Aldieri Alexandra, Bae Esther, Chandran Mary Moss
Department of Pharmacy, Children's Hospital Colorado, Aurora, CO.
J Pediatr Pharmacol Ther. 2022;27(4):390-395. doi: 10.5863/1551-6776-27.4.390. Epub 2022 May 9.
Maintenance immunosuppression regimens containing calcineurin inhibitors, specifically tacrolimus, are standard of care for rejection prevention in pediatric liver transplantation. Challenges with tacrolimus administration are common with pediatric patients, and guidance for non-oral, enteral administration of tacrolimus is limited. We report the case of an 11-year-old male orthotopic liver transplant recipient with a history of malnutrition requiring a jejunostomy tube (J-tube) for enteral nutrition and medication administration post-transplantation. Tacrolimus was initially given orally, and then transitioned to J-tube administration for 10 days. Tacrolimus trough concentrations declined significantly following conversion to J-tube administration and remained subtherapeutic despite a 3-fold dose increase. Once transitioned back to the oral route, trough concentrations became supratherapeutic requiring dose reductions until goal concentrations were achieved. This case demonstrates reduced bioavailability and need for increased dosing, when tacrolimus is administered through a J-tube.

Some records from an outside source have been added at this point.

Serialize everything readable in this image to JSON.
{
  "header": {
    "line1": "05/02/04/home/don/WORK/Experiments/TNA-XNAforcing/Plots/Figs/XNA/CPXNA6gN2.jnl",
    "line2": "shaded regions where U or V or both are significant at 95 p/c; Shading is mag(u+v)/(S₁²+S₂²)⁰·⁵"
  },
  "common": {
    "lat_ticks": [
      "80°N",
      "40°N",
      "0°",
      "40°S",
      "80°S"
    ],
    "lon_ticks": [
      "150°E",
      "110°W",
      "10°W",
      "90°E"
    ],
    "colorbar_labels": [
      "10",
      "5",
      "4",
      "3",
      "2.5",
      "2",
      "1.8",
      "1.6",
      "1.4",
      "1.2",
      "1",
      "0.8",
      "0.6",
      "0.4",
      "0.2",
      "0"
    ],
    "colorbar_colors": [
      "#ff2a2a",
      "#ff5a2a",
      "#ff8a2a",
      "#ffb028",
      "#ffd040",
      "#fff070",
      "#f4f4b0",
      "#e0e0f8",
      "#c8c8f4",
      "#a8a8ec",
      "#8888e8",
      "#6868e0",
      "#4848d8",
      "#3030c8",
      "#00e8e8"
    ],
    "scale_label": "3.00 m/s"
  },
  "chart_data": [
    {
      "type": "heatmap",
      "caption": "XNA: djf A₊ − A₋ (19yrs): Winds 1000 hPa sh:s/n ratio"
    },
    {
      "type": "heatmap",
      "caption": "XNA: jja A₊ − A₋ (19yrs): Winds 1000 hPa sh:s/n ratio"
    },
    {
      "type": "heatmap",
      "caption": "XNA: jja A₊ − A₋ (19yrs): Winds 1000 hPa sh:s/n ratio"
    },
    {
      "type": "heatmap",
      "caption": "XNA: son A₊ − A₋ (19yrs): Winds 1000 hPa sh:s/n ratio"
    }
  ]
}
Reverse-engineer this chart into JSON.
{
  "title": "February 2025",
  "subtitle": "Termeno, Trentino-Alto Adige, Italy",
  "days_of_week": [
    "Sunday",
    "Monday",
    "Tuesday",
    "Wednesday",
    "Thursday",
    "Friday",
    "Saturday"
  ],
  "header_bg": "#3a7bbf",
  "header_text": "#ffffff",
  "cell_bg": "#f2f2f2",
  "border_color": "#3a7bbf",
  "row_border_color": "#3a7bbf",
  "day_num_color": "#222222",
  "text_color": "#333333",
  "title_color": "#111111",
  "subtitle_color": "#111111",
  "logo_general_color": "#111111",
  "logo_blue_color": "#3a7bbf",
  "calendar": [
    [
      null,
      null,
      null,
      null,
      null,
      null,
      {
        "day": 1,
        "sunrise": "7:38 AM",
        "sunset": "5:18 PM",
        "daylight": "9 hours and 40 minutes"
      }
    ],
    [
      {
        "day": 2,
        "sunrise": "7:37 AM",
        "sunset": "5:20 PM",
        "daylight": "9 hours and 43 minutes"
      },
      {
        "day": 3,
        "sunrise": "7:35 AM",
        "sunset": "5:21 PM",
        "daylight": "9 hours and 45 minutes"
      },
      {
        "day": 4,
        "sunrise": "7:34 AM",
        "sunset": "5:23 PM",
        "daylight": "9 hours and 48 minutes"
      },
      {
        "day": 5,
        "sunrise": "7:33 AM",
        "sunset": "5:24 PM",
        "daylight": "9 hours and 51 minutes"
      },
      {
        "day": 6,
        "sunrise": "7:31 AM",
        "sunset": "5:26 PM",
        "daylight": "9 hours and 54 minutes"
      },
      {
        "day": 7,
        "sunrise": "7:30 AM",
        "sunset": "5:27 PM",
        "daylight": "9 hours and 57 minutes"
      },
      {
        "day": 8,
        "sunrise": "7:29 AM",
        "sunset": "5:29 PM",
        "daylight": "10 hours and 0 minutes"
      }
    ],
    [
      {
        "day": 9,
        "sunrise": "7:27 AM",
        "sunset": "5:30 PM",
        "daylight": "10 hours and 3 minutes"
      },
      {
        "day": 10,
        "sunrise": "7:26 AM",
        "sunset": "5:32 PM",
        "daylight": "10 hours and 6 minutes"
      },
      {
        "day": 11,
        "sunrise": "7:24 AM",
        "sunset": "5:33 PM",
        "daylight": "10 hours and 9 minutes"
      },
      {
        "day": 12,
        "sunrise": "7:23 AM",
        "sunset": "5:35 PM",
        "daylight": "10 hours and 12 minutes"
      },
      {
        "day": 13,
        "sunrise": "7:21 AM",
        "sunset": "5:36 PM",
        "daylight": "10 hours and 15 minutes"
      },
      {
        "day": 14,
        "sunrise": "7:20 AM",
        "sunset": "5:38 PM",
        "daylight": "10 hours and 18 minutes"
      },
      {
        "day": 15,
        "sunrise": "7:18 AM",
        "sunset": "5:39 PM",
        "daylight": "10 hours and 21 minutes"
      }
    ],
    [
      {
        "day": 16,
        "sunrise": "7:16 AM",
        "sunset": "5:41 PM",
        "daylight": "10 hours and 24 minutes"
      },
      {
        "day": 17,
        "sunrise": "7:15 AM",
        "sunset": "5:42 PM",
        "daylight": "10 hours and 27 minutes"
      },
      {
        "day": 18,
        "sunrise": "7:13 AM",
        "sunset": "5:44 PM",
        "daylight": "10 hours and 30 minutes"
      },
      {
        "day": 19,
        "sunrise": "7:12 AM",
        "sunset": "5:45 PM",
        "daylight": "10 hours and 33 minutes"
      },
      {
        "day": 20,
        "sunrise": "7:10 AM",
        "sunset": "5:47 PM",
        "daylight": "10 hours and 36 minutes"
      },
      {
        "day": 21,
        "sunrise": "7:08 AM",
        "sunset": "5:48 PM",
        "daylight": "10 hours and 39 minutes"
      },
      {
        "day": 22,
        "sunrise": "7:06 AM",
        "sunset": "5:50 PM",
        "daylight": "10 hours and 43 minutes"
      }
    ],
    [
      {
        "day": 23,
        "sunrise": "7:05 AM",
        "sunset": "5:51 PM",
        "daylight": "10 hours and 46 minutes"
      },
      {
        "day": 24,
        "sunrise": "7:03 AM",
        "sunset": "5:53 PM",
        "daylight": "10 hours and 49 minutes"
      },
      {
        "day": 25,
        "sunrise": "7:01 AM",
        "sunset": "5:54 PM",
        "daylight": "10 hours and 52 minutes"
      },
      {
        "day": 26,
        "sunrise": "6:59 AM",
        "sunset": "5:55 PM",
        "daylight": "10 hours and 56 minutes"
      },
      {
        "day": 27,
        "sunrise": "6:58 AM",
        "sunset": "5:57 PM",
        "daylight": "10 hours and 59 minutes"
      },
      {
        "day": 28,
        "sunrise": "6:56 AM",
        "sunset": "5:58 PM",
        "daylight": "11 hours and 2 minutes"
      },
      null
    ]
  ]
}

包含钙调神经磷酸酶抑制剂,特别是他克莫司的维持免疫抑制方案,是小儿肝移植中预防排斥反应的标准治疗方法。他克莫司给药对小儿患者来说很常见,而关于他克莫司非口服、肠内给药的指导有限。我们报告了一例11岁男性原位肝移植受者的病例,该患者有营养不良史,移植后需要空肠造口管(J管)进行肠内营养和药物给药。他克莫司最初口服给药,然后转为通过J管给药10天。转为J管给药后,他克莫司谷浓度显著下降,尽管剂量增加了3倍,但仍低于治疗水平。一旦转回口服途径,谷浓度变得高于治疗水平,需要减少剂量直至达到目标浓度。该病例表明,通过J管给药时,他克莫司的生物利用度降低,需要增加给药剂量。